2Gb was managed memory
0.1Gb was unmanaged heap

and that's it. Windbg has shown only about 2Gb of managed and unmanaged memory alltogether, but what about the 8Gb? I felt so helpless, I've never seen anything like that. This mystery catched me so much that I was going to a party still thinking about what it can be.

Maybe a little drinking at a party helped, but after some tries and a couple of days the mystery was solved.

So, if you have a weird memory distribution, that's what you should do:

1. Download the beautiful VMMap

2. Attach to a w3wp process and look at the memory:


And right here I felt like I've found a way to solve the mystery. Look at Commited values. Managed heap is GC heap in memory dumps, things that you can debug nicely with !dumpheap and other handy commands. Heap is what is shown as unmanaged heap in memory dumps, which can be debugged not so nicely, but still possible.
And Private Data that takes more than a half of the memory for this process. Where is that even comes from?

3. Select the problematic area (in my case, Private Data) and observe the allocations. In my case it was obvious that there is a huge amount of allocations of 7220kb, 14440kb and another "pair" 7222 and 14444. Second value is always 2x the first.

It is related to the way how the memory is being allocated in Private Data. First it allocates the smaller amount and if it is not enough it allocates 2x more. I'm not really a queen of the details here, but this is how approximately it works.

Unsolved question for me is also why this memory is not shown up in Heap in the memory dump. It is probably a silly question for memory-gurus, but I couldn't find an answer.

4. Then it became obvious that I need to find out what exactly makes these allocations. I've read that memory is being allocated in Private Data when native VirtualAlloc() is being called. So the idea is to find those calls of VirtualAlloc that are allocating around 7220 and 14440 Kb of data.

NOTE: the values shown in VMMap are approximate! It gave me a bit of nightmares trying to figure out why I can't catch the exact memory allocations, and the answer was easy - they are just not really accurate.

5. After finding what makes the allocations (in my case it was VirtualAlloc), we need to catch the process of allocation in real time. This is how you can do it:

- Open Windbg, go to File – Attach to a process, select your w3wp process there.
- If process stops on some exception, write “g” to let it continue.
- Press Ctrl+Break or Ctrl+Pause to interfere
- Then, enter in Windbg window:

bp kernel32!virtualalloc ".if ((@edx>=0x70C000)&(@edx<=0x70F000))|((@edx>=0xE10000)&(@edx<=0xE1C000)) { .printf \"Allocating %lu bytes, which is 7,224k and is a sign of a memory leak\n\", @edx; kb 4 } .else {g}"
It will create a breakpoint on a native method that allocates around 7,224 (14,444 when doubled) kilobytes.

A bit of explanation:

Here we use kernel32!virtualalloc, because in my case that was the "guilty" method. But it can be anything else.

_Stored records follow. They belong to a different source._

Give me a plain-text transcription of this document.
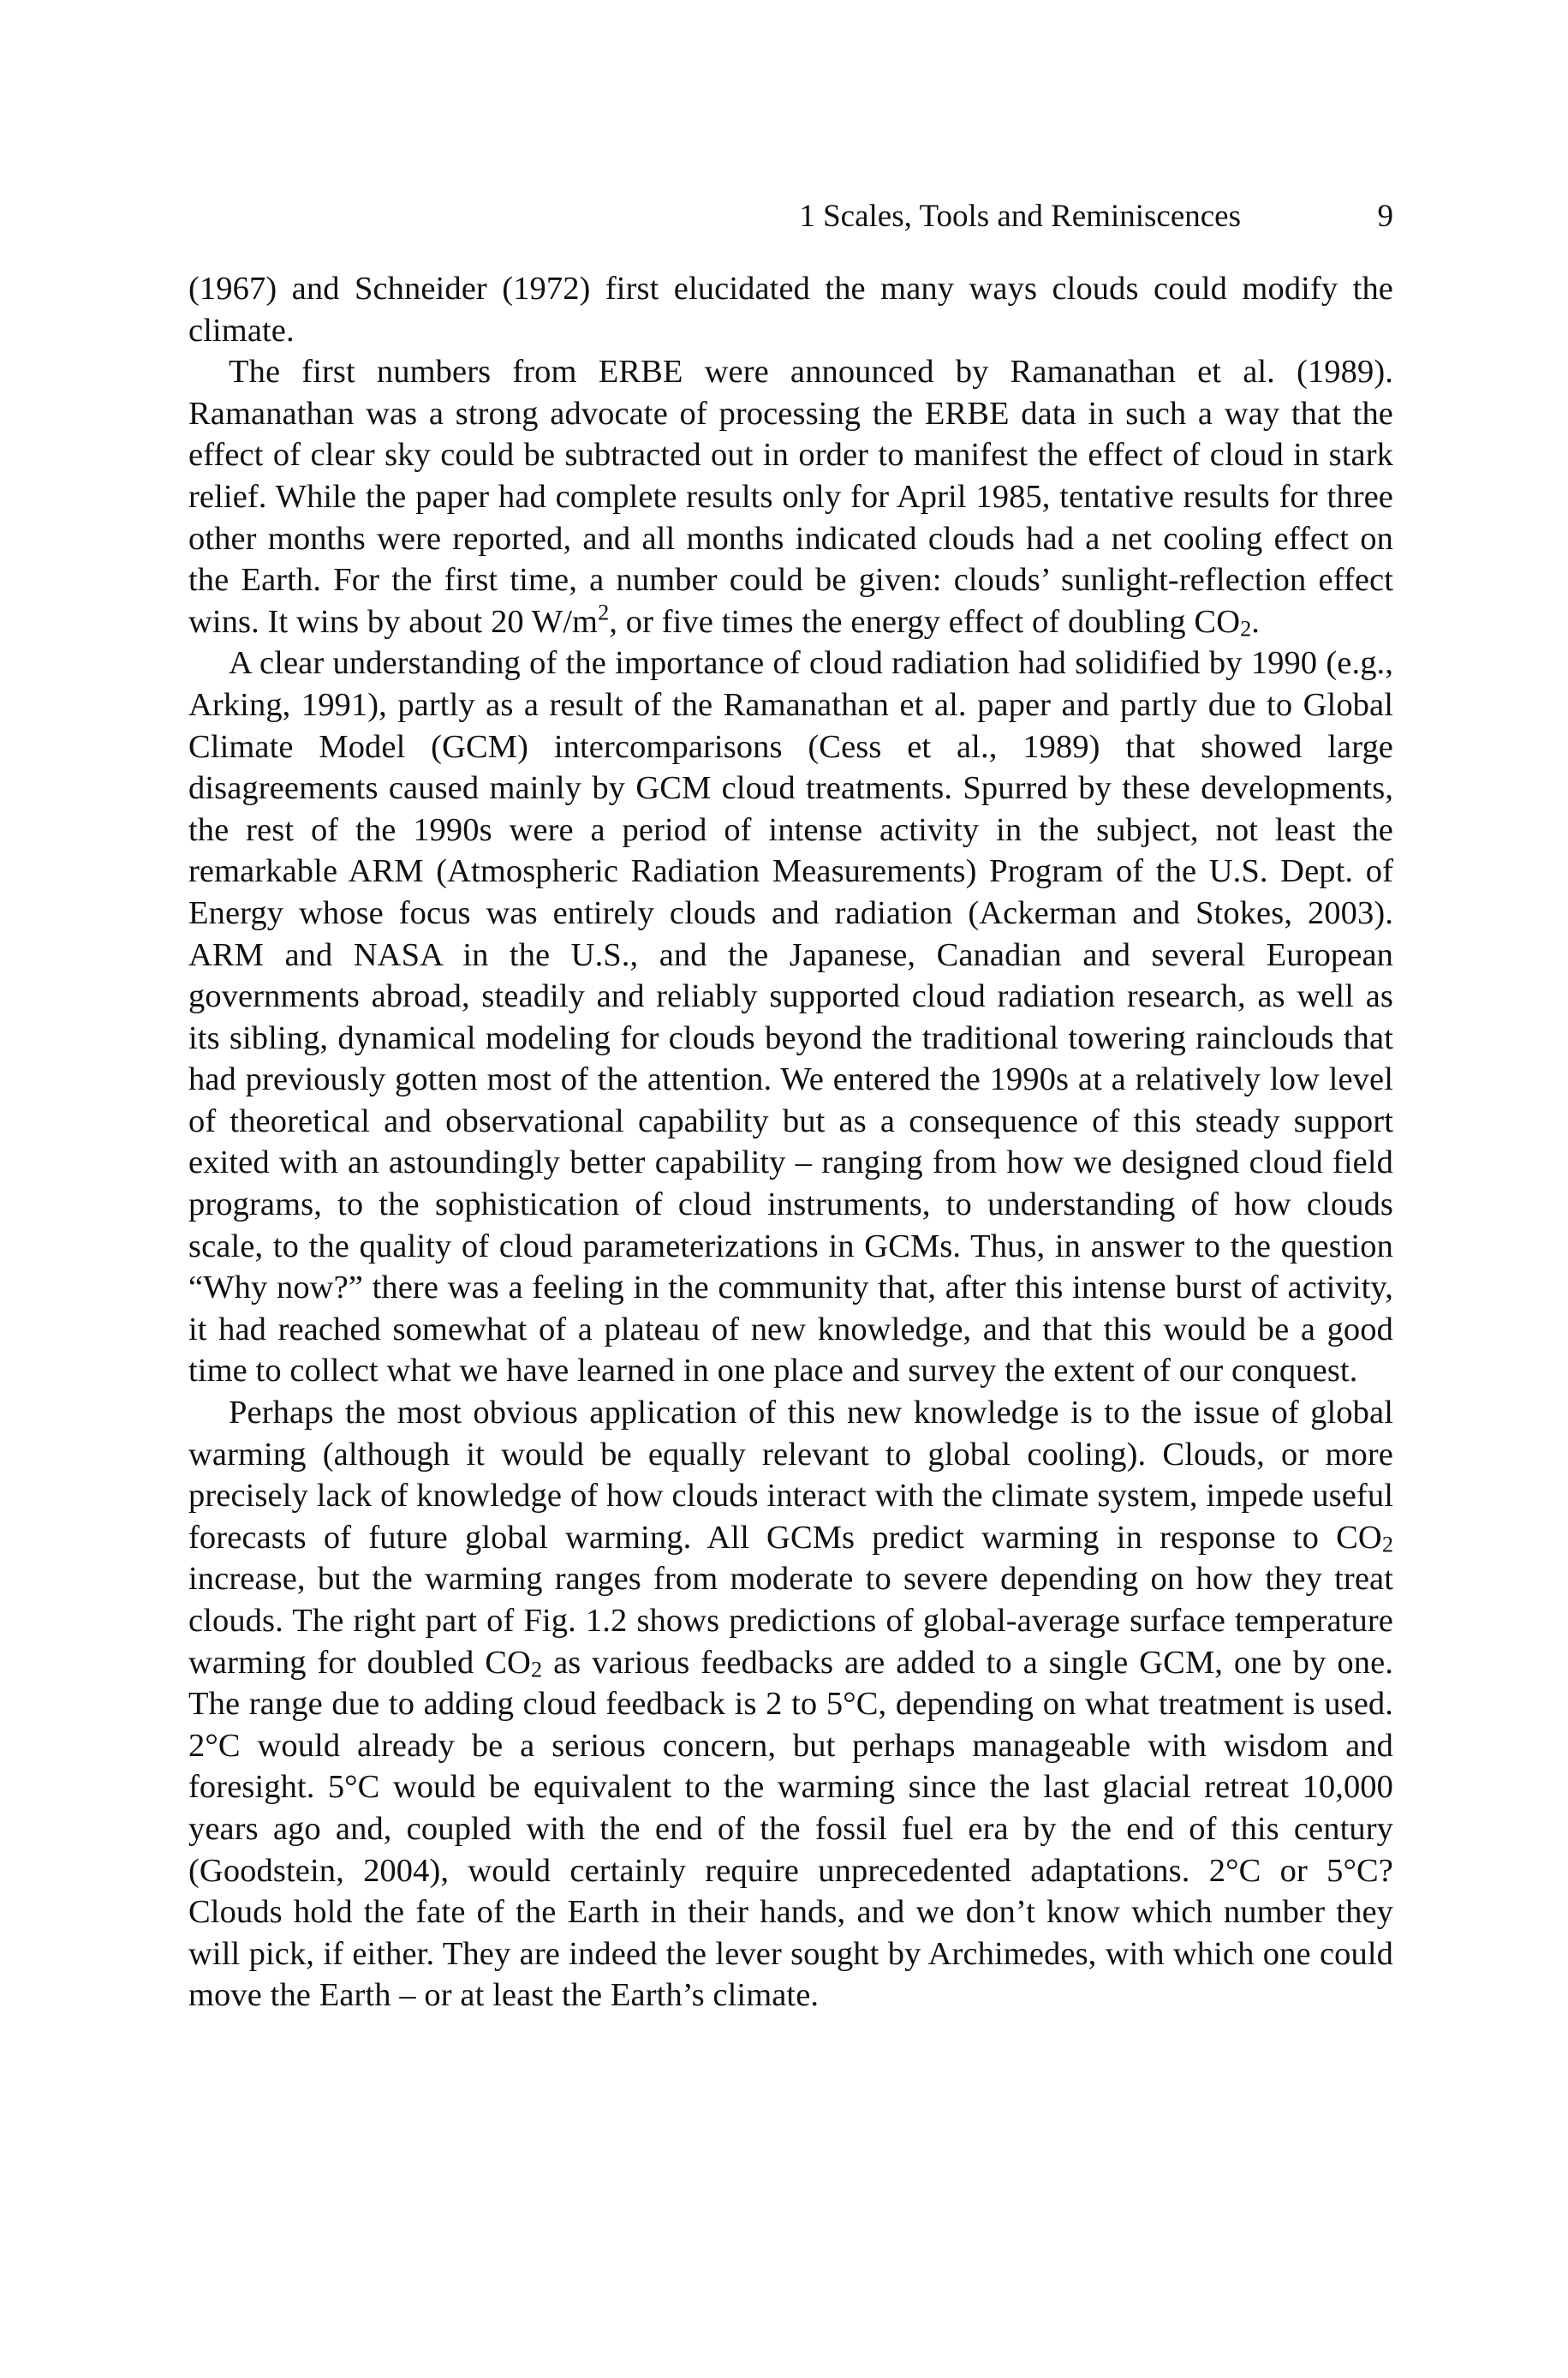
1 Scales, Tools and Reminiscences	9

(1967) and Schneider (1972) first elucidated the many ways clouds could modify the climate.

The first numbers from ERBE were announced by Ramanathan et al. (1989). Ramanathan was a strong advocate of processing the ERBE data in such a way that the effect of clear sky could be subtracted out in order to manifest the effect of cloud in stark relief. While the paper had complete results only for April 1985, tentative results for three other months were reported, and all months indicated clouds had a net cooling effect on the Earth. For the first time, a number could be given: clouds’ sunlight-reflection effect wins. It wins by about 20 $W/m^2$, or five times the energy effect of doubling $CO_2$.

A clear understanding of the importance of cloud radiation had solidified by 1990 (e.g., Arking, 1991), partly as a result of the Ramanathan et al. paper and partly due to Global Climate Model (GCM) intercomparisons (Cess et al., 1989) that showed large disagreements caused mainly by GCM cloud treatments. Spurred by these developments, the rest of the 1990s were a period of intense activity in the subject, not least the remarkable ARM (Atmospheric Radiation Measurements) Program of the U.S. Dept. of Energy whose focus was entirely clouds and radiation (Ackerman and Stokes, 2003). ARM and NASA in the U.S., and the Japanese, Canadian and several European governments abroad, steadily and reliably supported cloud radiation research, as well as its sibling, dynamical modeling for clouds beyond the traditional towering rainclouds that had previously gotten most of the attention. We entered the 1990s at a relatively low level of theoretical and observational capability but as a consequence of this steady support exited with an astoundingly better capability – ranging from how we designed cloud field programs, to the sophistication of cloud instruments, to understanding of how clouds scale, to the quality of cloud parameterizations in GCMs. Thus, in answer to the question “Why now?” there was a feeling in the community that, after this intense burst of activity, it had reached somewhat of a plateau of new knowledge, and that this would be a good time to collect what we have learned in one place and survey the extent of our conquest.

Perhaps the most obvious application of this new knowledge is to the issue of global warming (although it would be equally relevant to global cooling). Clouds, or more precisely lack of knowledge of how clouds interact with the climate system, impede useful forecasts of future global warming. All GCMs predict warming in response to $CO_2$ increase, but the warming ranges from moderate to severe depending on how they treat clouds. The right part of Fig. 1.2 shows predictions of global-average surface temperature warming for doubled $CO_2$ as various feedbacks are added to a single GCM, one by one. The range due to adding cloud feedback is 2 to 5°C, depending on what treatment is used. 2°C would already be a serious concern, but perhaps manageable with wisdom and foresight. 5°C would be equivalent to the warming since the last glacial retreat 10,000 years ago and, coupled with the end of the fossil fuel era by the end of this century (Goodstein, 2004), would certainly require unprecedented adaptations. 2°C or 5°C? Clouds hold the fate of the Earth in their hands, and we don’t know which number they will pick, if either. They are indeed the lever sought by Archimedes, with which one could move the Earth – or at least the Earth’s climate.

@edx in this case is a register, that contains the "amount to allocate" parameter passed to VirtualAlloc function.

0x70C000...0x70F000 is hexadecimal values for 7389184...7401472 bytes, which is 7216...7228 kilobytes. I tried to catch all amounts that are similar to 7224.

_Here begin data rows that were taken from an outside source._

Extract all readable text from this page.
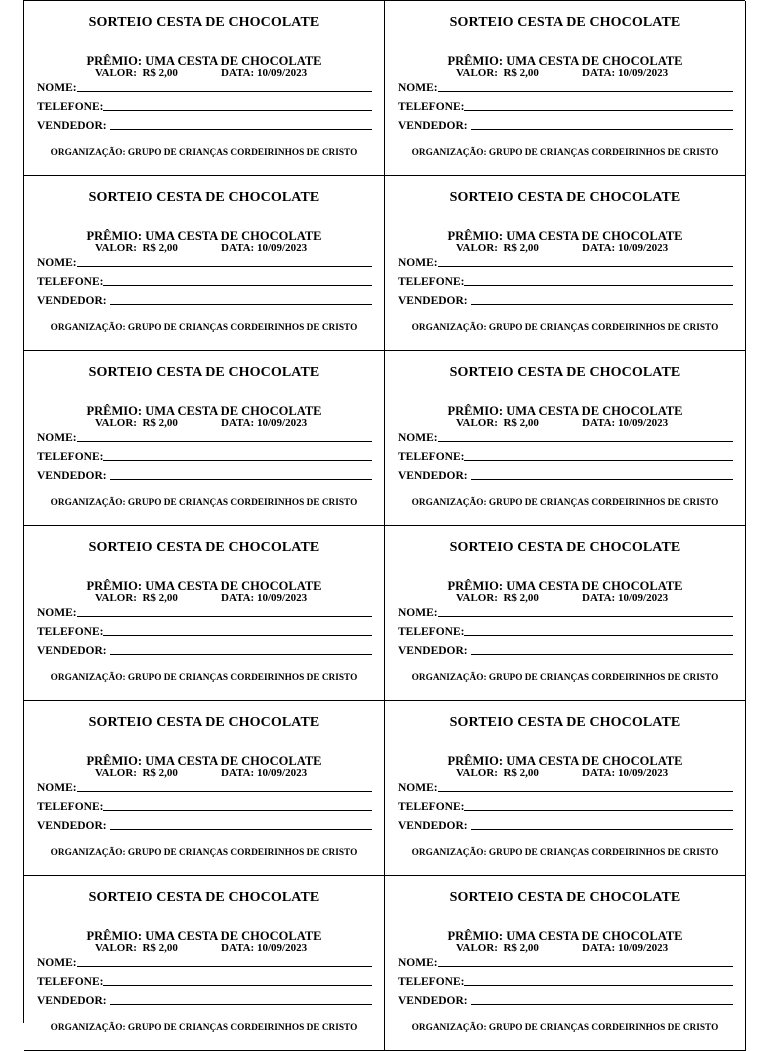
SORTEIO CESTA DE CHOCOLATE
PRÊMIO: UMA CESTA DE CHOCOLATE
VALOR: R$ 2,00	DATA: 10/09/2023
NOME:
TELEFONE:
VENDEDOR:
ORGANIZAÇÃO: GRUPO DE CRIANÇAS CORDEIRINHOS DE CRISTO
SORTEIO CESTA DE CHOCOLATE
PRÊMIO: UMA CESTA DE CHOCOLATE
VALOR: R$ 2,00	DATA: 10/09/2023
NOME:
TELEFONE:
VENDEDOR:
ORGANIZAÇÃO: GRUPO DE CRIANÇAS CORDEIRINHOS DE CRISTO
SORTEIO CESTA DE CHOCOLATE
PRÊMIO: UMA CESTA DE CHOCOLATE
VALOR: R$ 2,00	DATA: 10/09/2023
NOME:
TELEFONE:
VENDEDOR:
ORGANIZAÇÃO: GRUPO DE CRIANÇAS CORDEIRINHOS DE CRISTO
SORTEIO CESTA DE CHOCOLATE
PRÊMIO: UMA CESTA DE CHOCOLATE
VALOR: R$ 2,00	DATA: 10/09/2023
NOME:
TELEFONE:
VENDEDOR:
ORGANIZAÇÃO: GRUPO DE CRIANÇAS CORDEIRINHOS DE CRISTO
SORTEIO CESTA DE CHOCOLATE
PRÊMIO: UMA CESTA DE CHOCOLATE
VALOR: R$ 2,00	DATA: 10/09/2023
NOME:
TELEFONE:
VENDEDOR:
ORGANIZAÇÃO: GRUPO DE CRIANÇAS CORDEIRINHOS DE CRISTO
SORTEIO CESTA DE CHOCOLATE
PRÊMIO: UMA CESTA DE CHOCOLATE
VALOR: R$ 2,00	DATA: 10/09/2023
NOME:
TELEFONE:
VENDEDOR:
ORGANIZAÇÃO: GRUPO DE CRIANÇAS CORDEIRINHOS DE CRISTO
SORTEIO CESTA DE CHOCOLATE
PRÊMIO: UMA CESTA DE CHOCOLATE
VALOR: R$ 2,00	DATA: 10/09/2023
NOME:
TELEFONE:
VENDEDOR:
ORGANIZAÇÃO: GRUPO DE CRIANÇAS CORDEIRINHOS DE CRISTO
SORTEIO CESTA DE CHOCOLATE
PRÊMIO: UMA CESTA DE CHOCOLATE
VALOR: R$ 2,00	DATA: 10/09/2023
NOME:
TELEFONE:
VENDEDOR:
ORGANIZAÇÃO: GRUPO DE CRIANÇAS CORDEIRINHOS DE CRISTO
SORTEIO CESTA DE CHOCOLATE
PRÊMIO: UMA CESTA DE CHOCOLATE
VALOR: R$ 2,00	DATA: 10/09/2023
NOME:
TELEFONE:
VENDEDOR:
ORGANIZAÇÃO: GRUPO DE CRIANÇAS CORDEIRINHOS DE CRISTO
SORTEIO CESTA DE CHOCOLATE
PRÊMIO: UMA CESTA DE CHOCOLATE
VALOR: R$ 2,00	DATA: 10/09/2023
NOME:
TELEFONE:
VENDEDOR:
ORGANIZAÇÃO: GRUPO DE CRIANÇAS CORDEIRINHOS DE CRISTO
SORTEIO CESTA DE CHOCOLATE
PRÊMIO: UMA CESTA DE CHOCOLATE
VALOR: R$ 2,00	DATA: 10/09/2023
NOME:
TELEFONE:
VENDEDOR:
ORGANIZAÇÃO: GRUPO DE CRIANÇAS CORDEIRINHOS DE CRISTO
SORTEIO CESTA DE CHOCOLATE
PRÊMIO: UMA CESTA DE CHOCOLATE
VALOR: R$ 2,00	DATA: 10/09/2023
NOME:
TELEFONE:
VENDEDOR:
ORGANIZAÇÃO: GRUPO DE CRIANÇAS CORDEIRINHOS DE CRISTO
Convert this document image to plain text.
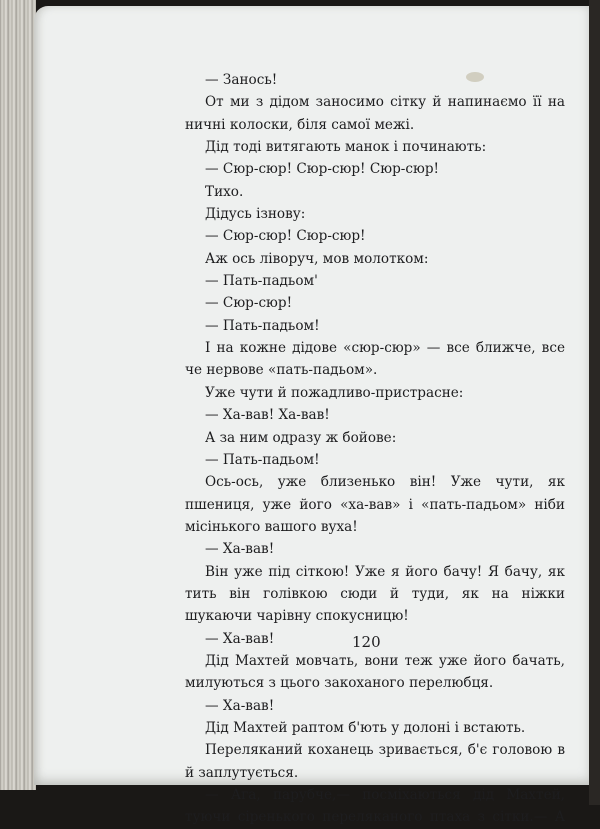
— Занось!
От ми з дідом заносимо сітку й напинаємо її на
ничні колоски, біля самої межі.
Дід тоді витягають манок і починають:
— Сюр-сюр! Сюр-сюр! Сюр-сюр!
Тихо.
Дідусь ізнову:
— Сюр-сюр! Сюр-сюр!
Аж ось ліворуч, мов молотком:
— Пать-падьом'
— Сюр-сюр!
— Пать-падьом!
І на кожне дідове «сюр-сюр» — все ближче, все
че нервове «пать-падьом».
Уже чути й пожадливо-пристрасне:
— Ха-вав! Ха-вав!
А за ним одразу ж бойове:
— Пать-падьом!
Ось-ось, уже близенько він! Уже чути, як
пшениця, уже його «ха-вав» і «пать-падьом» ніби
місінького вашого вуха!
— Ха-вав!
Він уже під сіткою! Уже я його бачу! Я бачу, як
тить він голівкою сюди й туди, як на ніжки
шукаючи чарівну спокусницю!
— Ха-вав!
Дід Махтей мовчать, вони теж уже його бачать,
милуються з цього закоханого перелюбця.
— Ха-вав!
Дід Махтей раптом б'ють у долоні і встають.
Переляканий коханець зривається, б'є головою в
й заплутується.
— Ага, парубче,— посміхаються дід Махтей,
туючи сіренького переляканого птаха з сітки.— А
120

0xE10000...0xE1C000 are the same values, doubled. I used them too, because I saw such allocations in VMMap.

.else {g} - means that if this is just a usual VirtualAlloc with other amounts  of memory, then just continue execution.


- After you added the breakpoint, type “g” to continue.

- Wait until the process stops at the breakpoint. Note the “Allocating…” message – it is what we set in our breakpoint to print out.

- Type .loadby sos clr and press Enter. This will allow us to see the managed code.
- Type !clrstack.

Ideally, after all these actions we’ll see the stacktrace that lead to the bad memory allocation:



(my pictures are just examples, taken with another number of bytes from a running Sitecore instance)

- To see the objects of the stactrace, type !dso. It should give all the list of objects and printing out strings that you have there. This can also help to figure out where this code comes from.


Not ideally, we’ll get only some native stacktrace there. But anyway, then we can at least google for specific native calls and try to figure out where they came from.

- To delete all the breakpoints so that process continues, go to Edit – Breakpoints – Remove all.


The post lacks some pictures and details for now, so it's a post's beta-release ("cause it's beta than nothing").